In the space rocket programs the NASA was not sure about how to fit the humans into the system, there were experiments building fully automatic rockets, where the rocket follows the best understanding of the engineers. Astronauts had a different idea because they were experimental pilots, they viewed rockets as a more elaborated plane, so a system was designed that could be controlled by humans and computers, as a supervising model, and a balance was struck. During the Apollo 13 disaster, the astronauts expert knowledge to figure the things out and adapt the system to their needs was what saved them.

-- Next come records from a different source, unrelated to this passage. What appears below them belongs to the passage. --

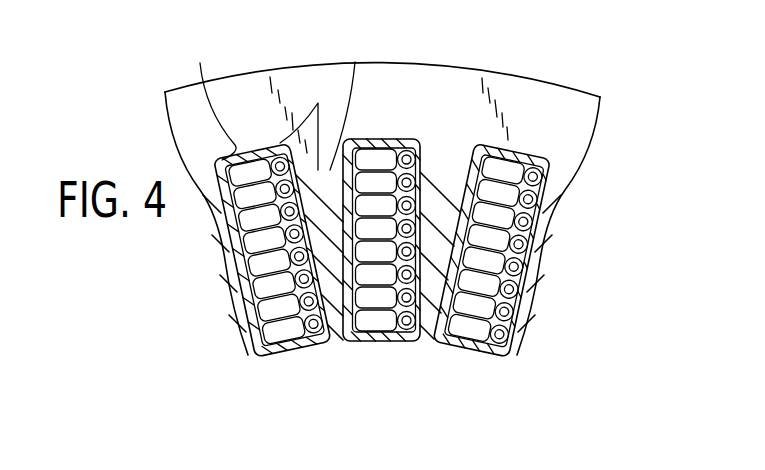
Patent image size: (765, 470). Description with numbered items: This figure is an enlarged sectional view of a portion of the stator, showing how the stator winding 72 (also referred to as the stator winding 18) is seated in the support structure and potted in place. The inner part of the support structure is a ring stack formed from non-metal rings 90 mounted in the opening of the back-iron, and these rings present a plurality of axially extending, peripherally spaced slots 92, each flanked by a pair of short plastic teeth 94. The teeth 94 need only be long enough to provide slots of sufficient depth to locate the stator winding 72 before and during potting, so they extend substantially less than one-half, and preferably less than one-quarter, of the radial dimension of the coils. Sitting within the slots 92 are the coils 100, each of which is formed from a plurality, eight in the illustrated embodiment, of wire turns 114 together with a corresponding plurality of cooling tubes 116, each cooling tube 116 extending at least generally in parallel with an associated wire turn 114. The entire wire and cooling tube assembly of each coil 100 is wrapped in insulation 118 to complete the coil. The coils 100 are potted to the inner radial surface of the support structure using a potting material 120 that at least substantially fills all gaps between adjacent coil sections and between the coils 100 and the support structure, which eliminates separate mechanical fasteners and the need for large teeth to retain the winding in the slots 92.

The stator winding 18 is at (565, 68).
The stator winding 72 is at (272, 371).
The non-metal ring 90 is at (572, 100).
The slot 92 is at (523, 155).
The tooth 94 is at (442, 158).
The coil 100 is at (387, 128).
The wire turn 114 is at (248, 308).
The cooling tube 116 is at (608, 143).
The insulation 118 is at (600, 215).
The potting material 120 is at (355, 62).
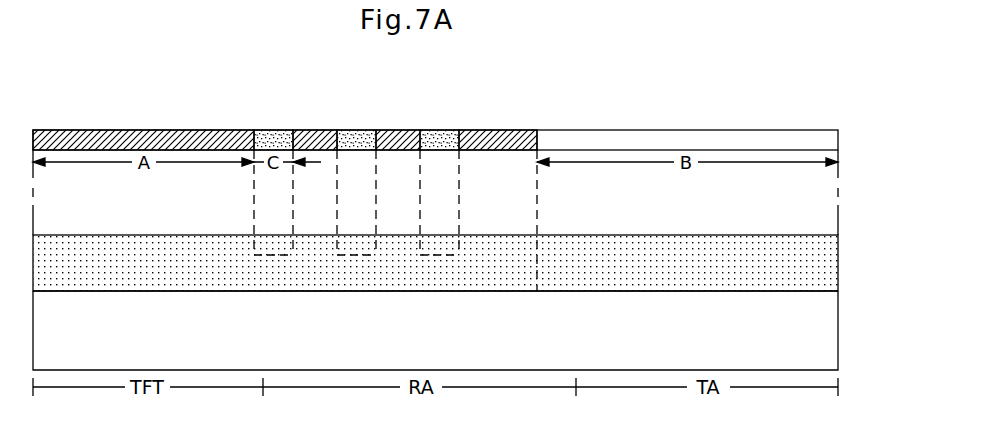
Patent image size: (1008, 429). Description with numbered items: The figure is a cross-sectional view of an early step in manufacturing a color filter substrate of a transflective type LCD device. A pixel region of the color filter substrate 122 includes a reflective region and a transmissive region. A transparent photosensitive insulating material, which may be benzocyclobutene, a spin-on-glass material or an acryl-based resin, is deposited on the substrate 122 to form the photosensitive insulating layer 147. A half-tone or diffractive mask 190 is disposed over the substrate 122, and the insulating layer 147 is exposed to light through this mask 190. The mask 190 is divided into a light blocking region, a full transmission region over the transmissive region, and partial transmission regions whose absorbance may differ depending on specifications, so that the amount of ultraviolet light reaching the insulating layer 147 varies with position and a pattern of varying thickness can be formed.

The half-tone mask 190 is at (838, 143).
The photosensitive insulating layer 147 is at (827, 260).
The color filter substrate 122 is at (451, 341).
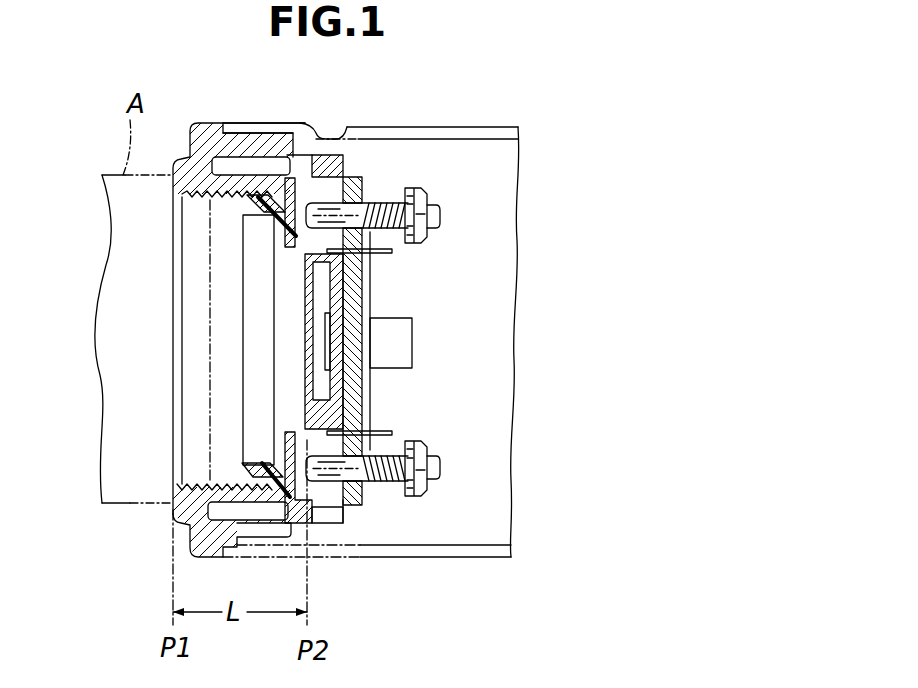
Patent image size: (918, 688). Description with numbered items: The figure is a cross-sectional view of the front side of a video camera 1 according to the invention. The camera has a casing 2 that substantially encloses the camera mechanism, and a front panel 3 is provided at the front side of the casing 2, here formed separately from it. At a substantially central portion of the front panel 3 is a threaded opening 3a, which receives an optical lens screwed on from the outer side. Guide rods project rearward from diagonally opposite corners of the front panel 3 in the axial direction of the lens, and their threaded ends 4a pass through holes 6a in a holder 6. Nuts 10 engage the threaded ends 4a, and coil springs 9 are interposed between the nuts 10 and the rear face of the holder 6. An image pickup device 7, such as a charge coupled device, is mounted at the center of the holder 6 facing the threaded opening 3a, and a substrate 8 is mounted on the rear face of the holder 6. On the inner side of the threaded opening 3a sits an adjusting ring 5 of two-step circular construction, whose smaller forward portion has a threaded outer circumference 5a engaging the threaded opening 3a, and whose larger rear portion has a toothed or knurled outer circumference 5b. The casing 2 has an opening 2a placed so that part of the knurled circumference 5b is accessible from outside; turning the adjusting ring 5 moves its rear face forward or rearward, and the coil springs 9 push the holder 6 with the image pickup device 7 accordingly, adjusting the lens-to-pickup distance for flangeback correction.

The video camera 1 is at (381, 605).
The casing 2 is at (498, 128).
The opening 2a is at (331, 127).
The front panel 3 is at (168, 512).
The threaded opening 3a is at (235, 197).
The threaded ends 4a is at (441, 215).
The adjusting ring 5 is at (343, 532).
The threaded outer circumference 5a is at (257, 202).
The toothed or knurled outer circumference 5b is at (313, 127).
The holder 6 is at (358, 508).
The holes 6a is at (347, 197).
The image pickup device 7 is at (331, 385).
The substrate 8 is at (371, 293).
The coil springs 9 is at (382, 200).
The nuts 10 is at (428, 192).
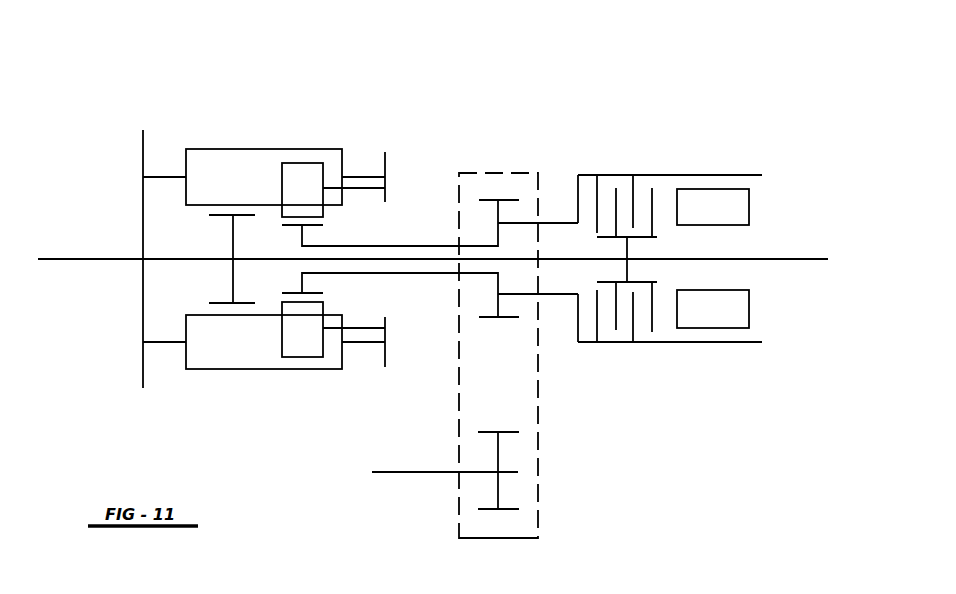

Tools aid experts to overcome catastrophic failure:

  • Automation, done right, relieves tedium.
  • Automation, done right, reduces errors.
  • Automation, done right, liberates.

In the second example, the Chernobyl disaster, the system was designed in a way that in case of failure it would feed back into itself towards catastrophe. During a test of a backup system, the reactor was driven into a failure-prone state, and due to design and poor management, warning signs were ignored and human input was not desired. Furthermore vital equipment was not available because it was locked in a safe. In this environment, where humans were not trusted, the reactor failed according to its nature. The machine was in control and as a result many people died, and an entire region of Ukraine is abandoned.

  • Automation, done wrong, mechanizes humans. The automation does nothing to inform humans.
  • Automation, done wrong, misdirects. They do not get the right information
  • Automation, done wrong, entraps.

Every system carries the potential for its own destruction. There is no way of getting away from "normal accidents", failure is inevitable. The design of every system must have failure into account. Otherwise system failure happens in completely arbitrary ways.

When designing complex systems, recognize the failures of humans, extend them with automation. Never do it alone ir order to avoid the implicit bias, Bring other people in to understand other views.

  • Have resources you're willing to sacrifice.
  • Accept failure, learn from it.
  • Study the accidents of others.
  • Some things are not worth building because the cost of the failure is too high.
  • Understand what you build.

The talk was part of the DevOps Days second day talks. A summary of the first day talks is also available at InfoQ.